Pourtant le critique est enfin sorti de son silence et a fait le déplacement dans cette contrée aride afin qu'Henri fasse son portrait et revienne sur la scène médiatique anglaise. Henri MacAlpine était en phase de devenir un grand portraitiste avant son exil. Le peintre va faire le meilleur portrait de sa carrière ! Mais pas forcement sur la toile et avec de la peinture.

Ce sont des mots, uniquement des mots qui nous dépeignent le critique dans toute sa noirceur, sa misogynie, sa misanthropie ! Un long monologue du peintre nous donne à voir qui est réellement ce personnage admiré par tout le milieu artistique anglais mais aussi parisien. Lui qui, en quelques lignes dans un journal, faisait ou défaisait une carrière a pourtant bien des choses à se reprocher. Le ton d'Henry nous le montre, se teintant peu à peu d'amertume, de rancœur, de haine, de dégout envers celui qui a été son ami et qui écoute chaque parole tandis que le pinceau couche les couleurs qui dépeignent la noirceur de son arrivisme.
Au fur et a mesure que le portrait se dessine, les aveux tombent, lourds de tant de silence jusqu'au coup final.

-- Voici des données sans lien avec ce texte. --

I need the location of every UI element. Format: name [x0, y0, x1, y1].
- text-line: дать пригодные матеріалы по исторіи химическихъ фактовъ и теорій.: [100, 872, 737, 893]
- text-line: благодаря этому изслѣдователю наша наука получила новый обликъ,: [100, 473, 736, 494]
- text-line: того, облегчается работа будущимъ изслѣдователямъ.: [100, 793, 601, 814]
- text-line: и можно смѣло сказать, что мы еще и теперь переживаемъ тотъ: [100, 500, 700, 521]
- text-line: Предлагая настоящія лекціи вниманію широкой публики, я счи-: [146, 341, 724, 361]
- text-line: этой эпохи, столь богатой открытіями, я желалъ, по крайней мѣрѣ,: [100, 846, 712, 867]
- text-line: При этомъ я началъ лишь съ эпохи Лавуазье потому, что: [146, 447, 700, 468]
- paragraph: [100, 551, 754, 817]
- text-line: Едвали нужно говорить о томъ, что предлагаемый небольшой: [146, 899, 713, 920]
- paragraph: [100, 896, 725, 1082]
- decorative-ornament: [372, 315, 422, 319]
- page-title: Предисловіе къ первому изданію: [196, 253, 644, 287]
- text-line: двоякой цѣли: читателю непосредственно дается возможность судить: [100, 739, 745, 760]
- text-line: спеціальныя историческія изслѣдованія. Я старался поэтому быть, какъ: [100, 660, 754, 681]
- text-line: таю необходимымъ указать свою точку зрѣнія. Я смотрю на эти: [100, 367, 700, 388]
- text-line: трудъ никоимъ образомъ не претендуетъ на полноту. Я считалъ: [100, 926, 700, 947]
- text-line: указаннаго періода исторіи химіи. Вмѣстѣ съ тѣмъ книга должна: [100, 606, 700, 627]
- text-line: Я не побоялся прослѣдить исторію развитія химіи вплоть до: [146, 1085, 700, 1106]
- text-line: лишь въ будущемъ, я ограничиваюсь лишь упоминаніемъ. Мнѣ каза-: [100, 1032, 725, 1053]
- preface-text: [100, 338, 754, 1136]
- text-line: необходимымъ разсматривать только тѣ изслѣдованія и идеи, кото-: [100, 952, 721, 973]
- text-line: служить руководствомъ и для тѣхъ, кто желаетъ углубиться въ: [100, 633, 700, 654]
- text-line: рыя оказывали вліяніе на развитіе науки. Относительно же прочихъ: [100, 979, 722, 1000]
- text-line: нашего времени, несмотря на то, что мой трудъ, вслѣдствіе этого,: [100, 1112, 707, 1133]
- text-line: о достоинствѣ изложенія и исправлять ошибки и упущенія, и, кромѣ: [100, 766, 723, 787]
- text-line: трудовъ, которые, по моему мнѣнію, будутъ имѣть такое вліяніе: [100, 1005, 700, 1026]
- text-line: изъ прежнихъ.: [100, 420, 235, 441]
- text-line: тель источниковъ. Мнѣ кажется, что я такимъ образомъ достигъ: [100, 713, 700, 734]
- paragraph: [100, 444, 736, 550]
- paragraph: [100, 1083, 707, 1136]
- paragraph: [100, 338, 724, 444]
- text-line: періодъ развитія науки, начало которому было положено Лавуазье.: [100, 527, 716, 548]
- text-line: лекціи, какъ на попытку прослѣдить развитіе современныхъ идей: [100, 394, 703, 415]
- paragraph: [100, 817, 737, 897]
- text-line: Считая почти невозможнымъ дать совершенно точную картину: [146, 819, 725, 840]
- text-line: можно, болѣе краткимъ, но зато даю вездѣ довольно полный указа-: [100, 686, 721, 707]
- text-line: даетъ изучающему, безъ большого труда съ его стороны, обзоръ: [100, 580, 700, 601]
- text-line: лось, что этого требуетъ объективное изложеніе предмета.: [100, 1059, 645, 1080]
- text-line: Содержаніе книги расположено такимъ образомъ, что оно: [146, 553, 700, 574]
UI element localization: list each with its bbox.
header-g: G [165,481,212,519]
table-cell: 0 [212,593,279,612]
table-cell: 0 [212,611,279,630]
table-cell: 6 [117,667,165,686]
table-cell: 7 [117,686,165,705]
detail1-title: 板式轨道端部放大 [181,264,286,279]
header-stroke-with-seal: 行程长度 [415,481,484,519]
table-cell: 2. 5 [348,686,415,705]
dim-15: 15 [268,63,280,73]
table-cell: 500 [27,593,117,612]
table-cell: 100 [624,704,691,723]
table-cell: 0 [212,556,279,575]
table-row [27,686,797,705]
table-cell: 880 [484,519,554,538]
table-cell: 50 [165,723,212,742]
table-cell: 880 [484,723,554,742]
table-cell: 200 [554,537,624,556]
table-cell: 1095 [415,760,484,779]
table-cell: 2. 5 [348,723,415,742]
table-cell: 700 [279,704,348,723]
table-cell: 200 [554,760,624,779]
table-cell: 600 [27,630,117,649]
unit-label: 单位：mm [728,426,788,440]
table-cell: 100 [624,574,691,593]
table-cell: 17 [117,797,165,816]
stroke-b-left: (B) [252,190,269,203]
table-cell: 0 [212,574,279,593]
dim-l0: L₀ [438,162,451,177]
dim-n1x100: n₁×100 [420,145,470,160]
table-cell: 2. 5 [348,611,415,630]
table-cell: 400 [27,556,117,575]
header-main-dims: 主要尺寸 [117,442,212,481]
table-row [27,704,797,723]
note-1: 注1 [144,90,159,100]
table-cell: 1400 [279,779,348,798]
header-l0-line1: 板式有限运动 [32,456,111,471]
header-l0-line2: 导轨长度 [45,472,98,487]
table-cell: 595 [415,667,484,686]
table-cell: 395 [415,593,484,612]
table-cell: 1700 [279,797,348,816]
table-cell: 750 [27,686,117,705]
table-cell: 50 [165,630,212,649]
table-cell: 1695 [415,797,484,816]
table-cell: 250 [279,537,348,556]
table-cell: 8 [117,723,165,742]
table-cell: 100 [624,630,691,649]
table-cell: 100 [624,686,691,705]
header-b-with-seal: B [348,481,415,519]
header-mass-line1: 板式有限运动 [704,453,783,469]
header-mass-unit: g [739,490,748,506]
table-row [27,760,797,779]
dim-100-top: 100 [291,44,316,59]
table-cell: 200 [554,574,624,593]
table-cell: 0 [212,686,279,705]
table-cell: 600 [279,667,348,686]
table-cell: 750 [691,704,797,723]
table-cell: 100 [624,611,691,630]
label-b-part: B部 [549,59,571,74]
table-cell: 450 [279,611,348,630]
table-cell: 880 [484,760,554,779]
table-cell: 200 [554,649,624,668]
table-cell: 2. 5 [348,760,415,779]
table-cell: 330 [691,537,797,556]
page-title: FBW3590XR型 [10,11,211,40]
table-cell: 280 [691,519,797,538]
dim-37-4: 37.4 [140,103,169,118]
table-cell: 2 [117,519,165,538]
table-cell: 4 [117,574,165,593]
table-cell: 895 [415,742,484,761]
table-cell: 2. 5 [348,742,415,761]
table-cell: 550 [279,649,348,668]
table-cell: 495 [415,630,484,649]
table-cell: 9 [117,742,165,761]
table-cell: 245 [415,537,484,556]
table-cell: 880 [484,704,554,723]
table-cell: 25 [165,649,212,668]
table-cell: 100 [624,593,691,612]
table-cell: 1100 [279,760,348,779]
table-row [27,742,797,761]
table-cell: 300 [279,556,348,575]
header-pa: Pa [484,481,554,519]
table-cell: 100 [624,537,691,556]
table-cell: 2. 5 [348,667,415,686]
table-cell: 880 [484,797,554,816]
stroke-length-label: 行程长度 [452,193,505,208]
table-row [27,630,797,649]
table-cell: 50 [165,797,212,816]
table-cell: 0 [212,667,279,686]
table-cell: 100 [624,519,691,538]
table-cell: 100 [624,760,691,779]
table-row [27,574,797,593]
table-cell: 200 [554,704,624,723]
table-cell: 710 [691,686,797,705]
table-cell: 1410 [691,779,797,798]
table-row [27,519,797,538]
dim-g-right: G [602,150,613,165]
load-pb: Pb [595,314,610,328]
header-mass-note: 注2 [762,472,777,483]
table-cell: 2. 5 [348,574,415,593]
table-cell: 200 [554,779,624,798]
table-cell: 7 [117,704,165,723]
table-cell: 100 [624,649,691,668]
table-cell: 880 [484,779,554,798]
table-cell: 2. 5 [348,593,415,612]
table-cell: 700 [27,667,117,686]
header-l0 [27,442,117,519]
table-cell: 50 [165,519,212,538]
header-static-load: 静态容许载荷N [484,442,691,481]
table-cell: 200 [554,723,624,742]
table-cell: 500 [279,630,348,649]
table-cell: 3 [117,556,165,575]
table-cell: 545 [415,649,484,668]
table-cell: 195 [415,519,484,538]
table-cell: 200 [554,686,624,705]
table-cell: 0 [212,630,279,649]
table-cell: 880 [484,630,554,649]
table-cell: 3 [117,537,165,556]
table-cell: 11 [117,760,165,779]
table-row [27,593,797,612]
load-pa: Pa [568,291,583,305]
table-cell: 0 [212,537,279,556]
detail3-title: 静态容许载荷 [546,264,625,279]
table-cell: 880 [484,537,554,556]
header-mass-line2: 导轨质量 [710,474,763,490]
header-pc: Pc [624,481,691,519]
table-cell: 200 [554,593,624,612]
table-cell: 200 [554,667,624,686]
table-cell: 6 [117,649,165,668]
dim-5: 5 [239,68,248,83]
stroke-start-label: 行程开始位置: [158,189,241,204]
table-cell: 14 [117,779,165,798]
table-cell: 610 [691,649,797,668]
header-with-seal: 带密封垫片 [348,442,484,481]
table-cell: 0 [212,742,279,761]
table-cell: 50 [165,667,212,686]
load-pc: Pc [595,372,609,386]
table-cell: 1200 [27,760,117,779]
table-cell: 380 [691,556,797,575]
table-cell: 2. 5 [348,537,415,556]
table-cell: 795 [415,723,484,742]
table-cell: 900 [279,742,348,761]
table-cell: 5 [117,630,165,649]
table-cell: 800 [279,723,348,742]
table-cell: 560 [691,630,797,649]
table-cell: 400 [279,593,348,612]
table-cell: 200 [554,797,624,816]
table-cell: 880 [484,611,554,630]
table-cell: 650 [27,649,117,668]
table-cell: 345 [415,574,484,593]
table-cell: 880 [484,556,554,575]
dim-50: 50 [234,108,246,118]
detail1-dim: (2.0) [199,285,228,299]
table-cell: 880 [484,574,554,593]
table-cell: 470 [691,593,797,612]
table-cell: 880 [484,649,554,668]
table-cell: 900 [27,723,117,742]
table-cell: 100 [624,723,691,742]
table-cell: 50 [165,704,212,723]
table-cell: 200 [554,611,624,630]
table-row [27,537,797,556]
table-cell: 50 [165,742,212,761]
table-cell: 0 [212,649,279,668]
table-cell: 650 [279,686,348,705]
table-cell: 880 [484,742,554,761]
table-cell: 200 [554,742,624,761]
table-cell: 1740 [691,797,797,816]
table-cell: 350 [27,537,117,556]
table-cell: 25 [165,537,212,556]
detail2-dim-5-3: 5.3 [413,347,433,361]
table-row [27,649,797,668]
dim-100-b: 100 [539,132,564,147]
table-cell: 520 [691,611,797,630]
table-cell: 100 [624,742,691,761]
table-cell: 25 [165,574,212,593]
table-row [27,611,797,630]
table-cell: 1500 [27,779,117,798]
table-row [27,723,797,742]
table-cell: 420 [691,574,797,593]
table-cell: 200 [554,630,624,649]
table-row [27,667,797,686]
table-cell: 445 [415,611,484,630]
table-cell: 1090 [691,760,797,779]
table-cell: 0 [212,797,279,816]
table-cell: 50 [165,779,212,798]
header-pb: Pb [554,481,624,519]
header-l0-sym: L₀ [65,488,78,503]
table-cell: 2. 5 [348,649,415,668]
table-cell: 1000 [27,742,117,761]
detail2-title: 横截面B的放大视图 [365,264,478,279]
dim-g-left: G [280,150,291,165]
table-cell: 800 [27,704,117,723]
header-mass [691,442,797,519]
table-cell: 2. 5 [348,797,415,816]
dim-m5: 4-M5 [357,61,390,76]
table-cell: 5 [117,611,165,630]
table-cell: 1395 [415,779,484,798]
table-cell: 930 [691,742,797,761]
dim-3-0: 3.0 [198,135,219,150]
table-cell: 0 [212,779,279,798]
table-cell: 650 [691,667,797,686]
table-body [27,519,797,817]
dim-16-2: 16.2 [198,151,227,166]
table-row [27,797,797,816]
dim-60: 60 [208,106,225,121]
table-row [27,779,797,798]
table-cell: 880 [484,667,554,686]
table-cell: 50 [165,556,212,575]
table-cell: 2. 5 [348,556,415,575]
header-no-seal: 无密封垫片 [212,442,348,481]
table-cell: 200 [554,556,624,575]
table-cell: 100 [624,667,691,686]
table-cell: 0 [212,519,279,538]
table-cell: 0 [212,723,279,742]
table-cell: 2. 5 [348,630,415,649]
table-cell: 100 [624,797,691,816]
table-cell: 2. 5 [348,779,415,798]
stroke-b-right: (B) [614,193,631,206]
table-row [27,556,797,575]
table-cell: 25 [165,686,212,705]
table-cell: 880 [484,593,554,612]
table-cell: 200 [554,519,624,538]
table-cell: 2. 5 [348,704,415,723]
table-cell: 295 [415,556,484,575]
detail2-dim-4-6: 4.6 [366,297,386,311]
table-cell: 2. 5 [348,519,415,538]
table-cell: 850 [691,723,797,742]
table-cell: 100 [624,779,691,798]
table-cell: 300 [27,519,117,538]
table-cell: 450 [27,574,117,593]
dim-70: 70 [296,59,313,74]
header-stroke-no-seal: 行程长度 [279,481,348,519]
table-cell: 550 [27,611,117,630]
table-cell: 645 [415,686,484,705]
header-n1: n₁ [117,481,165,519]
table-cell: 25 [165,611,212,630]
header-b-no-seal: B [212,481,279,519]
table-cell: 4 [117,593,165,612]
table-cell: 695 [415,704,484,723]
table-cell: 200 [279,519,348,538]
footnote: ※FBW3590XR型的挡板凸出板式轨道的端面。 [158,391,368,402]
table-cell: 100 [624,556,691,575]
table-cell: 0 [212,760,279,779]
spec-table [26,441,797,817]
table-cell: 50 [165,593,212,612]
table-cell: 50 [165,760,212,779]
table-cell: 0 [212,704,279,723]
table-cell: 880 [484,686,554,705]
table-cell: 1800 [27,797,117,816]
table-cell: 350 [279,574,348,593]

Cet exercice de style, qui aurait pu rendre ce roman lourd et illisible, est mené par une main de maitre. Ce monologue n'est en rien rébarbatif mais bien au contraire fascinant grâce à l'écriture subtile de Iain Pears. Ces connaissances de l'art et de la peinture lui permettent de piéger le lecteur dans sa toile pour lui montrer combien l'art et la vie sont unis comme les doigts de la main. Terriblement émouvant, sombre, captivant comme l'est l'océan qui vient s'abattre sur les falaises de l'ile d'Houat pendant les tempêtes. La beauté et la sensibilité de ce récit ne vous laissera pas indemne.

Par Arsenik_

Extrait :

Bon. Au travail maintenant ! J’ai fini les croquis ; j’en ai assez de dessiner tes beaux traits sous divers angles. J’ai imaginé toutes sortes de poses, avant de choisir finalement celle que j’avais en tête depuis le tout début. La pose particulière que tu adoptes quand tu es assis dans un fauteuil, une épaule légèrement en avant, tandis que ta tête esquisse un mouvement vers elle. Tu donnes l’impression d’être toujours sur le point de bouger, d’être plein d’énergie. A tord, à mon avis, car tu es l’une des personnes les plus lymphatiques que j’aie jamais connues. Ton dynamisme n’est pas du tout physique ; voila un parfait exemple de phénomène psychosomatique, qui crée une illusion et fait oublier tes pilules pour le cœur, tes bras grêles, ta tendance à souffler et à ahaner quand tu montes un escalier. Belle illustration du pouvoir de la volonté sur la réalité, car je pourrais te flanquer une correction magistrale, te soulever et te transporter à ton corps défendant, jusqu’au milieu de l’ile.